We were talking about that in the background. The next question's from Mr. Moose. Hahaha. What specific feature that you covered are you most excited about? I think starting style, calc auto, and then there's one more which is allowed discrete, which is when you want to animate from display none to display block. If you want to animate that, but you want to go from 0% opacity to 100%, previously that was not possible, because display none to display block is a discrete thing, it doesn't know how to do that. So there's another thing I didn't talk about today called allowed discrete, and I think that's just going to take off so much of this JavaScript out of class, out of class, two seconds later, it's annoying. So I'm pretty stoked about that CSS area. Alright.
I do love this question actually, Mr. Morales. What's your preferred way to stay informed on new web development discoveries? Follow me on Blue Sky? No, my favorite way, it's kind of tricky, but obviously I do it for a living, so I have a whole list of things that I keep in, yeah, what's going on? I monitor release logs and things like that. But honestly, just being part of the community and keeping your ear to the ground, listen to podcasts, watch YouTube videos, go on Twitter, things like that, it's kind of good. You'll hear about it. And I always tell people, don't worry about knowing about it immediately, but if you hear somebody talk about it six times, that's your cue to say, I should check that out. I've heard about that a few more times. Do you ever read W3C meeting notes and things like that? Yeah, I usually scan the W3C meeting notes, TT39 meeting notes, proposals. Yeah, lots of good stuff like that. There's a really good Twitter account called Intent2Ship, and that one will be like, alright, this is getting serious. It means that Chrome is going to start implementing this CSS feature, which means that they've had the years of discussions about these things, and now they're actually going to build it and put it into the browser. Yeah, yeah, no, that's a good account to watch. I believe this may be the last question, but we'll see.
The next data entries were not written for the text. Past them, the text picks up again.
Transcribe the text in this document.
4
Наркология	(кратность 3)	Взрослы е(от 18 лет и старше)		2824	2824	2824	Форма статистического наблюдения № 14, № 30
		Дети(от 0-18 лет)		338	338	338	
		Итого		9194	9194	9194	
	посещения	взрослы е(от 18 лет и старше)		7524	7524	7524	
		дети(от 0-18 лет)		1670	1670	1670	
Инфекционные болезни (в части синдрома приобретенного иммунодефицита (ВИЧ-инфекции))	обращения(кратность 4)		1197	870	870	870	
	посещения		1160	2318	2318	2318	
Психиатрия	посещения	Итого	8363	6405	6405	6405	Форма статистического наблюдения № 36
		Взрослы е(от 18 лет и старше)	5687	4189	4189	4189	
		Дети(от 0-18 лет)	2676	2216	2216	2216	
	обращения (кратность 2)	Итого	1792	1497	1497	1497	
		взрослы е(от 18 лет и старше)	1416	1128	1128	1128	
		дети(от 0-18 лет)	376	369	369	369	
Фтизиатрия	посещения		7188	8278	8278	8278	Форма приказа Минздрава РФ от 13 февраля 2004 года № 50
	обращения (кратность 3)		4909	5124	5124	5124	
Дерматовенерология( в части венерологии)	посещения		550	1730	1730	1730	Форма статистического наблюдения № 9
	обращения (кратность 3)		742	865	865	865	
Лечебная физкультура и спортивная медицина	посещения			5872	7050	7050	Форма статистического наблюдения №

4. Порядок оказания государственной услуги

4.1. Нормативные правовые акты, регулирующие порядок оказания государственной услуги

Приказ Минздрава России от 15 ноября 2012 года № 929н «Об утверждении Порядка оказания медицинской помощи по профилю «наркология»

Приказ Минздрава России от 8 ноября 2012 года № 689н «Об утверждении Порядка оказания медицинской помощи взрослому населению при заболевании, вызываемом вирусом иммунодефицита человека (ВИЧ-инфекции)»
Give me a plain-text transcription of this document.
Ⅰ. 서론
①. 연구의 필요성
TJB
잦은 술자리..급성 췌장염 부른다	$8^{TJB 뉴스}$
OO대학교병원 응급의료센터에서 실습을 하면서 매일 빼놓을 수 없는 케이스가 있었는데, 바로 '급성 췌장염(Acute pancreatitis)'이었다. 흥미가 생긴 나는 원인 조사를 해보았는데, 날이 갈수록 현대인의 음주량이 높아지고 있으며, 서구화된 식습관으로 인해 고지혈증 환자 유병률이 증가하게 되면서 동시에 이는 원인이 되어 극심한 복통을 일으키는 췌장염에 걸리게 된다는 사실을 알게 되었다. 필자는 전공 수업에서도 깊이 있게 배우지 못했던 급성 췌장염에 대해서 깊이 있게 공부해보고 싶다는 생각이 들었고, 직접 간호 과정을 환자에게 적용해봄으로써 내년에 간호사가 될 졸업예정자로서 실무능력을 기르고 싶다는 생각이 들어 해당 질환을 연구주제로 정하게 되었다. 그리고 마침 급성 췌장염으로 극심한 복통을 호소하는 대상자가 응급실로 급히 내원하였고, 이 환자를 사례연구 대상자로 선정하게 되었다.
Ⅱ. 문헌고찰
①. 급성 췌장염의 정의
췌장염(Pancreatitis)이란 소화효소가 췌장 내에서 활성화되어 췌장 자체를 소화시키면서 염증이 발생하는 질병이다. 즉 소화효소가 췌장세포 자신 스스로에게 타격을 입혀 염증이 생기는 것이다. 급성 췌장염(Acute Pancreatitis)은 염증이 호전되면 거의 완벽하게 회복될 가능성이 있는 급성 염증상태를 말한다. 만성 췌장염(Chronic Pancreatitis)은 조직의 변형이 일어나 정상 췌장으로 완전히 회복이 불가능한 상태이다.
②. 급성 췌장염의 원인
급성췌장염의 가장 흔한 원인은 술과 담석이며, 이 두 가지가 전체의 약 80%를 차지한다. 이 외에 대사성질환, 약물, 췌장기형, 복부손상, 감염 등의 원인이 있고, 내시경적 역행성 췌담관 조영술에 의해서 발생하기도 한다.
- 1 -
How do you think the new Scope CSS feature will influence the way developers manage styles? That's a good question. I don't know that it will ... We'll see what it looks like to actually making its way into frameworks and stuff. That's the way Svelte does their CSS right now, but then it's processed and whatnot. Will it be another thing like ESM, where eventually they just ship Scope CSS to the browser? We'll see. All right, thank you very much for that. And that'll be it for questions, so put your hands together for Wes Boss. Thanks, everyone.